In a nutshell, leading OTAs are a good way to play the travel recovery, but I prefer Booking over Expedia.
Airbnb Is A Play On Change In Travel Behavior
Going back to Criteo’s March 18, 2022 article which was referred to earlier, the firm’s Shopper Story 2022 research report found that “travelers are planning more trips that allow room for flexibility” with roughly 50% of them intending to “take more day trips, weekend trips, and domestic vacations” as opposed to “overseas vacations.” This is a favorable trend for Airbnb which is focused on alternative accommodations.

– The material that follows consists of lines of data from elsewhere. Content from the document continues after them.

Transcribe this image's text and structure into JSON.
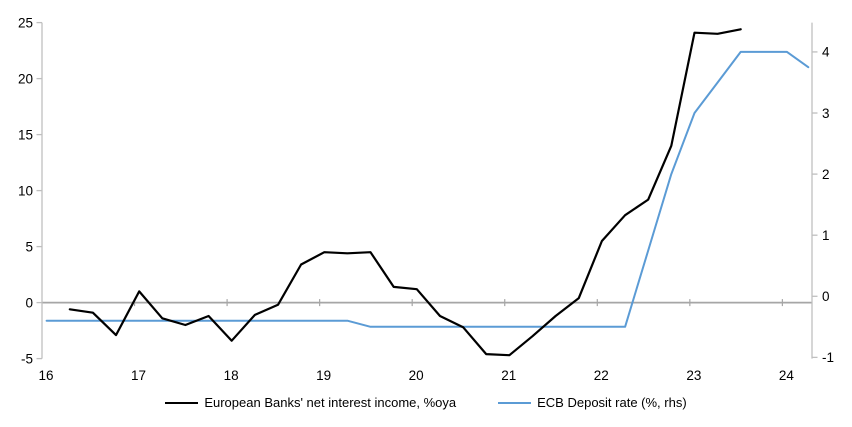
{
  "chart_data": {
    "type": "line",
    "title": "",
    "x_axis": {
      "tick_labels": [
        "16",
        "17",
        "18",
        "19",
        "20",
        "21",
        "22",
        "23",
        "24"
      ],
      "tick_values": [
        16,
        17,
        18,
        19,
        20,
        21,
        22,
        23,
        24
      ],
      "range": [
        16,
        24.32
      ],
      "ticks_on_zero_line": true
    },
    "left_axis": {
      "tick_labels": [
        "-5",
        "0",
        "5",
        "10",
        "15",
        "20",
        "25"
      ],
      "tick_values": [
        -5,
        0,
        5,
        10,
        15,
        20,
        25
      ],
      "range": [
        -5,
        25
      ]
    },
    "right_axis": {
      "tick_labels": [
        "-1",
        "0",
        "1",
        "2",
        "3",
        "4"
      ],
      "tick_values": [
        -1,
        0,
        1,
        2,
        3,
        4
      ],
      "range": [
        -1.02,
        4.48
      ]
    },
    "grid": "zero-line-only",
    "legend_position": "bottom-center",
    "series": [
      {
        "name": "European Banks' net interest income, %oya",
        "axis": "left",
        "color": "#000000",
        "stroke_width": 2.2,
        "points": [
          [
            16.3,
            -0.6
          ],
          [
            16.55,
            -0.9
          ],
          [
            16.8,
            -2.9
          ],
          [
            17.05,
            1.0
          ],
          [
            17.3,
            -1.4
          ],
          [
            17.55,
            -2.0
          ],
          [
            17.8,
            -1.2
          ],
          [
            18.05,
            -3.4
          ],
          [
            18.3,
            -1.1
          ],
          [
            18.55,
            -0.2
          ],
          [
            18.8,
            3.4
          ],
          [
            19.05,
            4.5
          ],
          [
            19.3,
            4.4
          ],
          [
            19.55,
            4.5
          ],
          [
            19.8,
            1.4
          ],
          [
            20.05,
            1.2
          ],
          [
            20.3,
            -1.2
          ],
          [
            20.55,
            -2.2
          ],
          [
            20.8,
            -4.6
          ],
          [
            21.05,
            -4.7
          ],
          [
            21.3,
            -3.0
          ],
          [
            21.55,
            -1.2
          ],
          [
            21.8,
            0.4
          ],
          [
            22.05,
            5.5
          ],
          [
            22.3,
            7.8
          ],
          [
            22.55,
            9.2
          ],
          [
            22.8,
            14.0
          ],
          [
            23.05,
            24.1
          ],
          [
            23.3,
            24.0
          ],
          [
            23.55,
            24.4
          ]
        ]
      },
      {
        "name": "ECB Deposit rate (%, rhs)",
        "axis": "right",
        "color": "#5B9BD5",
        "stroke_width": 2,
        "points": [
          [
            16.05,
            -0.4
          ],
          [
            19.3,
            -0.4
          ],
          [
            19.55,
            -0.5
          ],
          [
            22.3,
            -0.5
          ],
          [
            22.55,
            0.75
          ],
          [
            22.8,
            2.0
          ],
          [
            23.05,
            3.0
          ],
          [
            23.3,
            3.5
          ],
          [
            23.55,
            4.0
          ],
          [
            24.05,
            4.0
          ],
          [
            24.28,
            3.75
          ]
        ]
      }
    ],
    "colors": {
      "axis": "#BFBFBF",
      "zero_line": "#A6A6A6",
      "text": "#000000",
      "background": "#FFFFFF"
    }
  }
}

A key driver of increased flexibility for travel is likely to be the shift toward remote work which has been accelerated in a big way by the coronavirus pandemic. A March 7, 2022 Harvard Business Review piece noted that “recent surveys show that 91% of remote employees would like to continue their hybrid or remote working.” Also, ABNB stressed at the recent Morgan Stanley (MS) 2022 Technology, Media & Telecom Conference on March 10, 2022 that “half our business now is for longer than a week” and emphasized the homes offered on Airbnb’s platform are likely to be preferred over hotels when people decide to go for longer-duration trips.
But ABNB is priced for perfection to quite an extent. According to financial estimates sourced from S&P Capital IQ, it is currently trading at consensus forward next twelve months’ EV/EBITDA and Enterprise Value-to-Revenue multiples of 45.6 times and 12.2 times, respectively. If the current trends regarding the change in travel behavior does not persist or traditional OTAs make a bigger move into alternative accommodations, Airbnb’s share price might come under some pressure in the short term due to valuation multiple de-rating. That said, ABNB is still the best listed proxy for the alternative accommodations segment of the travel market.
Nevertheless, BKNG remains my favorite travel stock pick, considering various factors such as the relative attractiveness of the different stocks in terms of valuation and the presence of re-rating catalysts.
The bottom line is that travel stocks should perform better in 2022 taking into account positive indicators in terms of airline bookings and luggage sales. My favorite travel stock is Booking, as I think that the company’s shares are mispriced and there are catalysts in place to eventually correct this mispricing.